Summary
I'm using spring boot webapp with security. Passwords of my users are stored in my DB after encoding with bcrypt. With some users if I try to login with correct username and blank password (empty string) authentication process not throw exception 401 but return me user as logged. How is it possible?
Actual Behavior
return logged user
Expected Behavior
throw exception 401 but return me user as logged
Configuration
@Configuration
@EnableGlobalMethodSecurity(prePostEnabled = true, securedEnabled = true)
@Order(SecurityProperties.ACCESS_OVERRIDE_ORDER)
public class WebSecurityConfiguration extends WebSecurityConfigurerAdapter {
public static final String REMEMBER_ME_KEY = "rememberme_key";
@Autowired
private CustomUserDetailsService userDetailsService;
@Autowired
private RestUnauthorizedEntryPoint restAuthenticationEntryPoint;
@Autowired
private AccessDeniedHandler restAccessDeniedHandler;
@Autowired
private AuthenticationSuccessHandler restAuthenticationSuccessHandler;
@Autowired
private AuthenticationFailureHandler restAuthenticationFailureHandler;
@Autowired
private RememberMeServices rememberMeServices;
@Autowired
private BCryptPasswordEncoder bcryptEncoder;
@Bean
public AuthenticationManager authenticationManagerBean() throws Exception {
return super.authenticationManagerBean();
}
@Autowired
public void configureGlobal(AuthenticationManagerBuilder auth) throws Exception {
auth.userDetailsService(userDetailsService).passwordEncoder(bcryptEncoder);
}
@Bean
public AuthenticationTokenFilter authenticationTokenFilterBean() throws Exception {
AuthenticationTokenFilter authenticationTokenFilter = new AuthenticationTokenFilter();
authenticationTokenFilter.setAuthenticationManager(authenticationManagerBean());
return authenticationTokenFilter;
}
@Bean
public SwitchUserFilter switchUserFilter() {
SwitchUserFilter filter = new SwitchUserFilter();
filter.setUserDetailsService(userDetailsService);
filter.setUsernameParameter("login");
filter.setSwitchUserUrl("/switch_user");
filter.setExitUserUrl("/switch_user_exit");
filter.setTargetUrl("/users/me");
filter.setSwitchFailureUrl("/version");
return filter;
}
@Override
protected void configure(HttpSecurity http) throws Exception {
http
.headers().disable()
.csrf().disable()
.authorizeRequests()
.antMatchers("/switch_user").hasAnyRole("ADMIN", "GOD")

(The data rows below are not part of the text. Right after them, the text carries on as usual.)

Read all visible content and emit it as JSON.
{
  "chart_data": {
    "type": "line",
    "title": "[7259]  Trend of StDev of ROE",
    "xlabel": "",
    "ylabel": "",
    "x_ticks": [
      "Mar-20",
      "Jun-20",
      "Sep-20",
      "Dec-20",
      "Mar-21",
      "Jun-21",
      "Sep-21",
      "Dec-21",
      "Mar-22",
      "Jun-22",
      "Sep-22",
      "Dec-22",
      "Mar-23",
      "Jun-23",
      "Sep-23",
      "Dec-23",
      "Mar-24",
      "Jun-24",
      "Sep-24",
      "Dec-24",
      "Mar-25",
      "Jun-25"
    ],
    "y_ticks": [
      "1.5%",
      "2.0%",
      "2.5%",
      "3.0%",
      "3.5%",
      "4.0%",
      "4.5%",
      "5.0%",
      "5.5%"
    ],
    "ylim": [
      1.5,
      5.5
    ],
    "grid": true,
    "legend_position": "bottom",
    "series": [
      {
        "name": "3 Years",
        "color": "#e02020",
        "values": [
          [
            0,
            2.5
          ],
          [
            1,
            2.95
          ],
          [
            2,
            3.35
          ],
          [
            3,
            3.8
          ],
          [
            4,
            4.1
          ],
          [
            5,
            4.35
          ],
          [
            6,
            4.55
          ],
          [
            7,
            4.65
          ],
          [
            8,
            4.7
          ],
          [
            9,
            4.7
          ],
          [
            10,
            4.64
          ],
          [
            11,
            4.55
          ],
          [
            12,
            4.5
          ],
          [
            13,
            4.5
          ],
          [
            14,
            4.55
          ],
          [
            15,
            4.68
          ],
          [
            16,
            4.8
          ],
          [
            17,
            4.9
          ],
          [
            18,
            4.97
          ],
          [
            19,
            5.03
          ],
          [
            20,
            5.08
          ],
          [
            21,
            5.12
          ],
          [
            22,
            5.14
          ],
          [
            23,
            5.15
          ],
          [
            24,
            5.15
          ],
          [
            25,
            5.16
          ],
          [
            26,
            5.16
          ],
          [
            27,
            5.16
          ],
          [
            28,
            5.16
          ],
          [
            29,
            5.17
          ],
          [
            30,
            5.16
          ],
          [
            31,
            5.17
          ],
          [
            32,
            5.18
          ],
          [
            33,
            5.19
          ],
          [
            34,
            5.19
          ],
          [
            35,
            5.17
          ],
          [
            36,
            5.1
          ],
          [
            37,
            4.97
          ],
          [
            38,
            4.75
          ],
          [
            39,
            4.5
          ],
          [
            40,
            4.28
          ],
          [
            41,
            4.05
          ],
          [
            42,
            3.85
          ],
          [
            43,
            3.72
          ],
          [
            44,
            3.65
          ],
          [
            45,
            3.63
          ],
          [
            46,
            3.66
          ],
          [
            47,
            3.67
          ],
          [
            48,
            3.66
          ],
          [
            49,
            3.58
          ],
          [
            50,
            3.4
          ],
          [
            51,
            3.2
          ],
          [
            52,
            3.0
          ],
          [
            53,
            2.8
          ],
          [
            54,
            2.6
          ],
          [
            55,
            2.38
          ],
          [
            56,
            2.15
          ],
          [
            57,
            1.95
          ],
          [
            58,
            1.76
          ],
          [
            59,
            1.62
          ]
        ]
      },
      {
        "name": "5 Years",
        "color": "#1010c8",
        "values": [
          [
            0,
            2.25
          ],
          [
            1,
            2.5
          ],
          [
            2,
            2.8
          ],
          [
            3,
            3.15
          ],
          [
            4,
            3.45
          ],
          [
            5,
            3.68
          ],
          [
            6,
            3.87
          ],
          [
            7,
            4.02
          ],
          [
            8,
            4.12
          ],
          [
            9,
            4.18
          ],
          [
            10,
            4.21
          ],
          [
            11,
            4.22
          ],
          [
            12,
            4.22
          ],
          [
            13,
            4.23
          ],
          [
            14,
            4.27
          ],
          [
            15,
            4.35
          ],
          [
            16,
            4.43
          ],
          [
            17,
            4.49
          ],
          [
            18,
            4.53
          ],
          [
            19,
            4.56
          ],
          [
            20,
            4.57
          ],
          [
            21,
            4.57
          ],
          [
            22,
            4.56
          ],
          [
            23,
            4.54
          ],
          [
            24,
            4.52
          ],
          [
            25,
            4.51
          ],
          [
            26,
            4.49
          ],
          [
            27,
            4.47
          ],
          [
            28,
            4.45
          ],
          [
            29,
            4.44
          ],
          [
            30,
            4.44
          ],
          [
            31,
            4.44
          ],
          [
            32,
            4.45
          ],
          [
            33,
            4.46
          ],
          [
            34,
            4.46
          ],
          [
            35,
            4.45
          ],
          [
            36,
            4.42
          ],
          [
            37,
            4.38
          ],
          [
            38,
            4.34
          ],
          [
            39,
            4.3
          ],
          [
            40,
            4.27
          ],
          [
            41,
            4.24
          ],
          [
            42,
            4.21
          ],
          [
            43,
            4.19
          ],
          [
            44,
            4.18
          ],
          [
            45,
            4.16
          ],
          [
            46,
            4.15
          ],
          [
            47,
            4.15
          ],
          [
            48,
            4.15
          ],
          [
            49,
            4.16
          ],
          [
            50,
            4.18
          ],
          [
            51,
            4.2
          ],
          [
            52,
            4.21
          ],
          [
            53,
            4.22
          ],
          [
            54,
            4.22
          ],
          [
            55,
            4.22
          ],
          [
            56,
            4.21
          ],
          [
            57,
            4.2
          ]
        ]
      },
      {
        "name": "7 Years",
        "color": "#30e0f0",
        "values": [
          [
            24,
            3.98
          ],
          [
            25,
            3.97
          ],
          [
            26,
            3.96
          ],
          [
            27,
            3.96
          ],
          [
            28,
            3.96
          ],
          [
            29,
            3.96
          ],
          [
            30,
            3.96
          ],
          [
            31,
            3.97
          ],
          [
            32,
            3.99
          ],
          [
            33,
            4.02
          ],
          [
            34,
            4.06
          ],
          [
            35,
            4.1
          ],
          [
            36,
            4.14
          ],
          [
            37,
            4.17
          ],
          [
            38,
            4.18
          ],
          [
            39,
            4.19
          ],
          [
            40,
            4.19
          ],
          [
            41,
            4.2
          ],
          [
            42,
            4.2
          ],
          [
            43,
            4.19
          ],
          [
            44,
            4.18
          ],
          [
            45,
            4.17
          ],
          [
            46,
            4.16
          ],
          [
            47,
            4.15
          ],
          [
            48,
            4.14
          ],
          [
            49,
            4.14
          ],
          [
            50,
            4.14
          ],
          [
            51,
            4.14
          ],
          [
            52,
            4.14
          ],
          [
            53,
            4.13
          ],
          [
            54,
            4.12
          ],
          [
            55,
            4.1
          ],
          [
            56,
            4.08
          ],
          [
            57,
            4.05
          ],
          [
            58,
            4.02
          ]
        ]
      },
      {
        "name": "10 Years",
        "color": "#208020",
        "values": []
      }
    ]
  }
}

.antMatchers("/switch_user_exit").hasRole("PREVIOUS_ADMINISTRATOR")
.antMatchers("/static/**").permitAll()
.antMatchers("/users").permitAll()
.antMatchers("/version").permitAll()
.antMatchers("/ms3/**").permitAll()
.antMatchers("/form/**").permitAll()
.antMatchers("/extapi/**").permitAll()
.anyRequest().authenticated()
.and()
.authorizeRequests()
.antMatchers("/api/**").authenticated()
.and()
.exceptionHandling()
.authenticationEntryPoint(restAuthenticationEntryPoint)
.accessDeniedHandler(restAccessDeniedHandler)
.and()
.formLogin()
.loginProcessingUrl("/authenticate")
.successHandler(restAuthenticationSuccessHandler)
.failureHandler(restAuthenticationFailureHandler)
.usernameParameter("username")
.passwordParameter("password")
.permitAll()
.and()
.logout()
.logoutUrl("/logout")
.logoutSuccessHandler(new HttpStatusReturningLogoutSuccessHandler())
.deleteCookies("JSESSIONID")
.permitAll().and().rememberMe()
.rememberMeServices(rememberMeServices)
.key(REMEMBER_ME_KEY)
.and().addFilterAfter(switchUserFilter(), FilterSecurityInterceptor.class);
http
.addFilterBefore(authenticationTokenFilterBean(), UsernamePasswordAuthenticationFilter.class);
}
Version
- SpringBoot 1.3.3_RELEASE
- SpringSecurity 4.0.3_RELEASE
Comment From: marcusdacoregio
Hi @scne,
I apologize beforehand, I know that it's been a while since this issue was opened.
With the code provided, I couldn't simulate the problem. If this is still a problem for someone else, a minimal, reproducible sample would be helpful.
Comment From: marcusdacoregio
I'll close this for now but we can always reopen it if someone has this problem.